One of the most remarkable ironies to contend with is the fact that as we think about Professor [Henry Louis] Gates’ [Jr., editor-in-chief of The Root] arrest, President Obama’s intervention, the public reaction, and the broader issues of race, class, and crime, we find ourselves at a critical juncture in history. We must rejoice in the fact that Americans were able to put aside race and elect the person they thought was the most qualified individual to serve as president. This celebration echoed from California to Massachusetts, from Florida to Virginia, from North Carolina to Ohio. While this is an important sign of racial progress, it belies the fact that we are still a long way away from achieving Dr. King’s dream of a society in which all people are judged by the content of their character, not by the color of their skin.
If America can elect an African-American president, the thinking goes, how can we be accused of having a racially discriminatory society? The mistaken assumption is that since we have achieved so much racial progress, we should discontinue all the efforts to address racial discrimination in the 21st century. Those who believe that we are in a post-racial environment are naive at best or racially insensitive at worst.
The Reverend Eugene Rivers, a feisty African-American minister in Boston, and one of the founders of the Ten Point Coalition, a group of black ministers who fought to reduce violence and crime among young offenders in Boston in the 1980s, has spent most of his professional life working with young black men involved in gangs and seeking to stem the violence in urban communities. In August 2009, Rivers participated in a public forum on Martha’s Vineyard, hosted by the Charles Hamilton Houston Institute for Race and Justice and sponsored by the national law firm of Bingham McCutcheon, as a member of a panel entitled “Striking the Right Balance: Addressing Our Individual and Collective Responsibilities to Families and Communities.” He said that he was worried by those who viewed the over-exuberant celebration of Obama’s election as a manifestation of the arrival of a post-racial America. Rivers implored those assembled that day to not be too quick to assume Obama’s election solves our race problem. While Rivers admitted the value of Obama’s election, and that it was wonderful to behold the nation embracing Obama, he said that we should not be too eager to claim a victory over racism.
Reverend Rivers also reminded us of how little progress we have really made: “There is one black man in the White House and a million black men in prison.” The reverend’s timely statement reminds us that we have much more work to do to overcome the barriers of class and race in our criminal justice system.

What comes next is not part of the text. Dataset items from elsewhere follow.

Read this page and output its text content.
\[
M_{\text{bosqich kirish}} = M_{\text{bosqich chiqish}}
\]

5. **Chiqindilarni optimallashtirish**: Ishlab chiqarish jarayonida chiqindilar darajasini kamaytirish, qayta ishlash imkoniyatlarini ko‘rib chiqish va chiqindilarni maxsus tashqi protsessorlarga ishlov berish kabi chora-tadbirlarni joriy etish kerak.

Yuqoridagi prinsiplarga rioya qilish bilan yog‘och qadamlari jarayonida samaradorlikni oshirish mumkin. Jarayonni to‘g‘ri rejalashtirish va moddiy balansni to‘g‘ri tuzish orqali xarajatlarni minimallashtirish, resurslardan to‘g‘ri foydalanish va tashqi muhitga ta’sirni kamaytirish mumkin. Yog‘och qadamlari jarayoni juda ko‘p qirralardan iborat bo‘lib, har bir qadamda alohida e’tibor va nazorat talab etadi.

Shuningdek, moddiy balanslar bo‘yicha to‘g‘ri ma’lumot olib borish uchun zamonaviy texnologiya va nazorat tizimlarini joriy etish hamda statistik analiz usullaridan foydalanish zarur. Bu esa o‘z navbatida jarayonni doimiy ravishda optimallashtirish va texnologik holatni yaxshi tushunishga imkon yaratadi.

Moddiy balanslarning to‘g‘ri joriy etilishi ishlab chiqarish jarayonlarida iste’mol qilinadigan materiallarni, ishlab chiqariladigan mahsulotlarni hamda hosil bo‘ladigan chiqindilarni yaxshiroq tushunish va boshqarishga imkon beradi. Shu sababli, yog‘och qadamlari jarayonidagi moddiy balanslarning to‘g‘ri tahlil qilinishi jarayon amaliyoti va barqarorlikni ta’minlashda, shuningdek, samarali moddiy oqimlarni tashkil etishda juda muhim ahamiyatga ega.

While this book has identified instances in which conflicts between police and members of the African American community have led to strong feelings of bias, the range of complaints concerning racial bias in the criminal justice system today is much larger. At nearly every stage in the system, we find disparities in punishment, in the provision of adequate defense counsel, and in policies and laws, as well as other forms of bias experienced by African Americans. Marc Mauer, president of the criminal justice advocacy group The Sentencing Project, recently noted that, “in the most profound betrayal of the promise of integration and opportunity, the United States has created a world-record prison population fueled by policies that have exposed substantial portions of African Americans to the life-changing consequences of the criminal justice system.”
What Mauer describes as a continuing legacy of slavery places far too many African Americans in jeopardy. That legacy is seen in the increasing disparities in our society. Marian Wright Edelman, president of the Children’s Defense Fund, notes in her new study on disparities involving children, “America’s Cradle to Prison Pipeline,” that disparities start early and continue throughout African Americans’ lives.

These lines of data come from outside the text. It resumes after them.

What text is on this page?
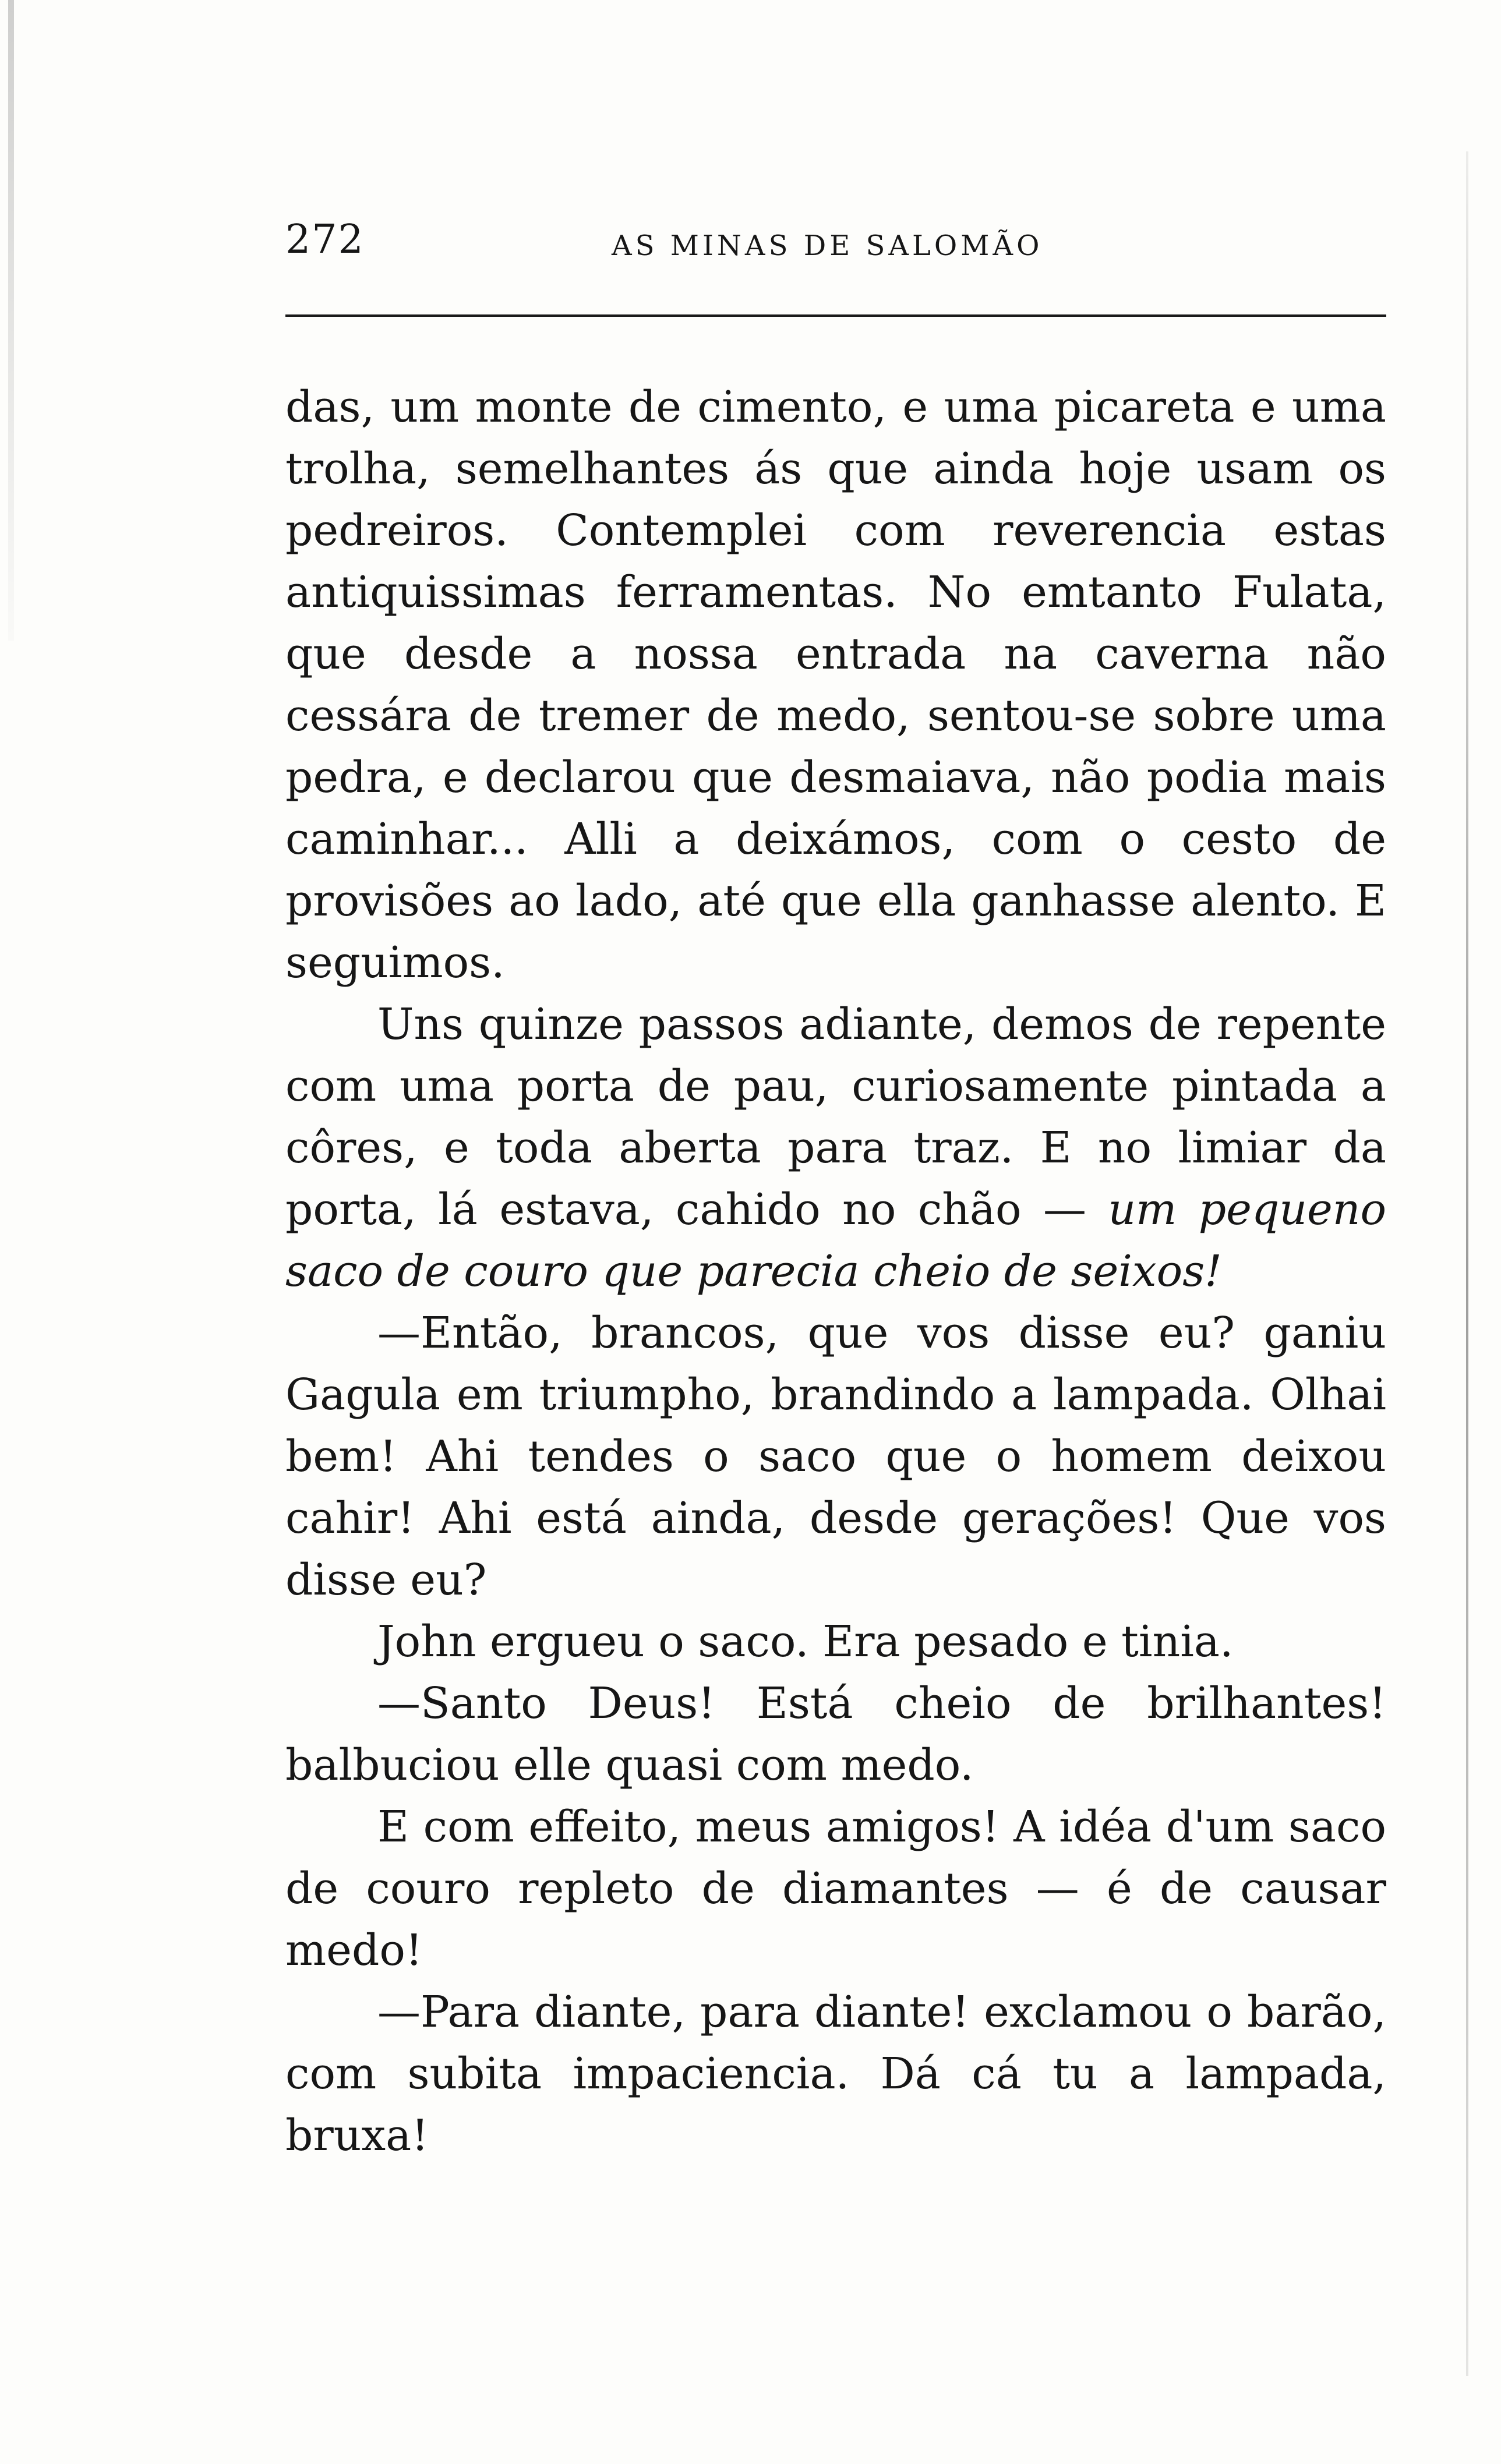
272	AS MINAS DE SALOMÃO

das, um monte de cimento, e uma picareta e uma trolha, semelhantes ás que ainda hoje usam os pedreiros. Contemplei com reverencia estas antiquissimas ferramentas. No emtanto Fulata, que desde a nossa entrada na caverna não cessára de tremer de medo, sentou-se sobre uma pedra, e declarou que desmaiava, não podia mais caminhar... Alli a deixámos, com o cesto de provisões ao lado, até que ella ganhasse alento. E seguimos.

Uns quinze passos adiante, demos de repente com uma porta de pau, curiosamente pintada a côres, e toda aberta para traz. E no limiar da porta, lá estava, cahido no chão — um pequeno saco de couro que parecia cheio de seixos!

—Então, brancos, que vos disse eu? ganiu Gagula em triumpho, brandindo a lampada. Olhai bem! Ahi tendes o saco que o homem deixou cahir! Ahi está ainda, desde gerações! Que vos disse eu?

John ergueu o saco. Era pesado e tinia.

—Santo Deus! Está cheio de brilhantes! balbuciou elle quasi com medo.

E com effeito, meus amigos! A idéa d'um saco de couro repleto de diamantes — é de causar medo!

—Para diante, para diante! exclamou o barão, com subita impaciencia. Dá cá tu a lampada, bruxa!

Edelman describes many instances in which children are pushed out of school, given no meaningful alternatives, and soon find themselves in the criminal justice system as adults. Furthermore, the criminal justice system compounds the problem by continually punishing race more than crime.
One of the greatest ironies in the criminal justice system is the propensity of prosecutors to strike blacks from juries, not because of evidence of a potential juror’s actual bias, but presumptions of racial bias. It is a practice that regrettably legitimizes perceived biases of prosecutors while presuming actual bias on the part of potential African American jurors. In several decisions the Supreme Court has chastised prosecutors for removing otherwise qualified African Americans from jury service because of their race. In Batson v. Kentucky, Justice Lewis Powell, writing for the majority, reversed a conviction of an African American defendant because the prosecutor had struck all of the potential black jurors.